Le phénomène de spécialisation, la séparation des tâches et la répartition des rôles ont fait naître dans nos sociétés des distinctions parmi les individus telles que les domaines d’expertises et les professions. Chaque personne développe des connaissances propres et est capable d’apporter au groupe une part de ce qu’il sait, ou sait faire, afin d’en faire profiter les autres. C’est un apport individuel au groupe qui, même s’il en est un élément clé, ne constitue pas en lui-même une intelligence collective. 

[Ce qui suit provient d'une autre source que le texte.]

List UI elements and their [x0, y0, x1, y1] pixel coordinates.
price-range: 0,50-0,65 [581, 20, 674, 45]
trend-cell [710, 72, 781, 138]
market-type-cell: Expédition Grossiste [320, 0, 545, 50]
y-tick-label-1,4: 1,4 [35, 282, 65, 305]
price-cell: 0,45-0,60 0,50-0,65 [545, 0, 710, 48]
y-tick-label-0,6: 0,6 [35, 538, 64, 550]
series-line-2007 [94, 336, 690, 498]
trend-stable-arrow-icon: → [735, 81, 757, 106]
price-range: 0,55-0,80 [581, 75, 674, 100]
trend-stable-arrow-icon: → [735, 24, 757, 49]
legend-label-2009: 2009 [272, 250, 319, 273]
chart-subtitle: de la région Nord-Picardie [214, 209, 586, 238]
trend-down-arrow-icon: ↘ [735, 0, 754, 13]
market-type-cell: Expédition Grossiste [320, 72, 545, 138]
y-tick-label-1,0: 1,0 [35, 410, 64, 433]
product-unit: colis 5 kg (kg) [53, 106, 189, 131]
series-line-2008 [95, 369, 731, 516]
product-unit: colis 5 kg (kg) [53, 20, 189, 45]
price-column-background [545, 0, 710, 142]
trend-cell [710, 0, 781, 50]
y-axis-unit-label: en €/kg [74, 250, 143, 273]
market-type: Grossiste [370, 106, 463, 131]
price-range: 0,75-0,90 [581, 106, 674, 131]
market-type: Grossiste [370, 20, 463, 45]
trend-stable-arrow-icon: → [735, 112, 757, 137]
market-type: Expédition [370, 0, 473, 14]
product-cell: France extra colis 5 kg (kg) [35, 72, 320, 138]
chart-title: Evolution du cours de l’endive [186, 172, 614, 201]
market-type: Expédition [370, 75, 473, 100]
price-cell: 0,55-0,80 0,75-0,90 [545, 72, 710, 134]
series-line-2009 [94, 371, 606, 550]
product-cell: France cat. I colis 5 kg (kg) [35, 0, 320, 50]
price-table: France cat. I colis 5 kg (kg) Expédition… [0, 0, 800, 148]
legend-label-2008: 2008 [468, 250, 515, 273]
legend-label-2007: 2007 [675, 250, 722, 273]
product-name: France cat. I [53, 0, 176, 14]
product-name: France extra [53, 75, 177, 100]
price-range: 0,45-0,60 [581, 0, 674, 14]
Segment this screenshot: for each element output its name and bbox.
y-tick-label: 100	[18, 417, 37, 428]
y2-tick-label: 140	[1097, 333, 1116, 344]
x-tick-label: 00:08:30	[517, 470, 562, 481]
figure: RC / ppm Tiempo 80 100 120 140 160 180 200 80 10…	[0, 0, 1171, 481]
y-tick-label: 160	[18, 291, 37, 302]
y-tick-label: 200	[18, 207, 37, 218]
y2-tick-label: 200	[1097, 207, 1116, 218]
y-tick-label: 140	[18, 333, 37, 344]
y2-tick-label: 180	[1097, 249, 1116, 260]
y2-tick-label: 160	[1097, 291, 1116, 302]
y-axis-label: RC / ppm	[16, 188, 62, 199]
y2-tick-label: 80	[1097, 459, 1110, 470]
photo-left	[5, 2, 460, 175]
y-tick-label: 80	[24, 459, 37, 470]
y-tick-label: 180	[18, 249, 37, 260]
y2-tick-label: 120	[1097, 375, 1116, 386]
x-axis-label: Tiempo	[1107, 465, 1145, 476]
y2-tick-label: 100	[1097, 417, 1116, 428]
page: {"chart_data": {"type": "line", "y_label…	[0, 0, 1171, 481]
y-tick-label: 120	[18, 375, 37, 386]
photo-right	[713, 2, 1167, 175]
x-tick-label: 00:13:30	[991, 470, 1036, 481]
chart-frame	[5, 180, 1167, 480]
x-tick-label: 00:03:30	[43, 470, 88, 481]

Il existe un certain nombre de problématiques qu’une personne seule est incapable de résoudre. De même, certaines actions nécessitent une coopération et une synchronisation de plusieurs acteurs. Pour arriver à cette collaboration en bonne intelligence, la structure la plus connue est l’organisation pyramidale. Une forme très hiérarchisée de chaîne de commandement où une personne seule (ou un petit nombre de personnes) décide pour le reste du groupe et leur réparti les tâches, c’est une forme d’organisation très efficace avec des responsabilités très marquées qui a l’avantage d’être très rapide d’un point de vue opérationnel. C’est la structure la plus commune, celle que l’on retrouve dans les organisations militaires, mais aussi (malheureusement diront certains) dans la politique, ou encore dans les milieux scolaires et l’éducation en général. Cette forme d’organisation s’est répandue avec l’invention de l’écriture, puis de l’imprimerie, qui séparent l’émetteur du message de son récepteur et permettent la transmission d’une même information, et par conséquent d’une consigne ou d’un ordre à plusieurs destinataires en se passant de la perception sensorielle directe.
Ce système organisationnel, qui repose sur quatre principes : l’autorité, la division du travail, la rareté des ressources et la standardisation, a été conçu pour optimiser la répartition des tâches et des richesses dans un contexte concurrentiel et compétitif.
Extrêmement efficace quand il s’agit d’effectuer des actions, l’organisation pyramidale trouve ses limites dans les contextes imprévisibles et fluctuants, c’est-à-dire quand l’environnement est complexe et évolue plus rapidement que la capacité de l’organisation à y faire face, ou quand l’autorité qui fonde la chaîne de commandement remise en cause ou dépassée par les événements et le flux d’informations à traiter pour s’y adapter. De nombreux conflits naissent de ces problématiques, une opposition se forme inévitablement entre la pointe de la pyramide et sa base, entraînant une fracture de l’édifice, avec son lot de défaillances fonctionnelles volontaires et involontaires.
Pour remédier à cela, le corps collectif doit se doter de règles de coopération afin d’équilibrer les rapports de force, pacifier les relations et créer les conditions permettant à chacun d’apporter son aide à la gestion même de l’organisation. C’est là la naissance d’une structure complexe, inclusive et évolutive nouvelle qui commence à s’approcher de ce qu’on pourrait appeler une intelligence collective.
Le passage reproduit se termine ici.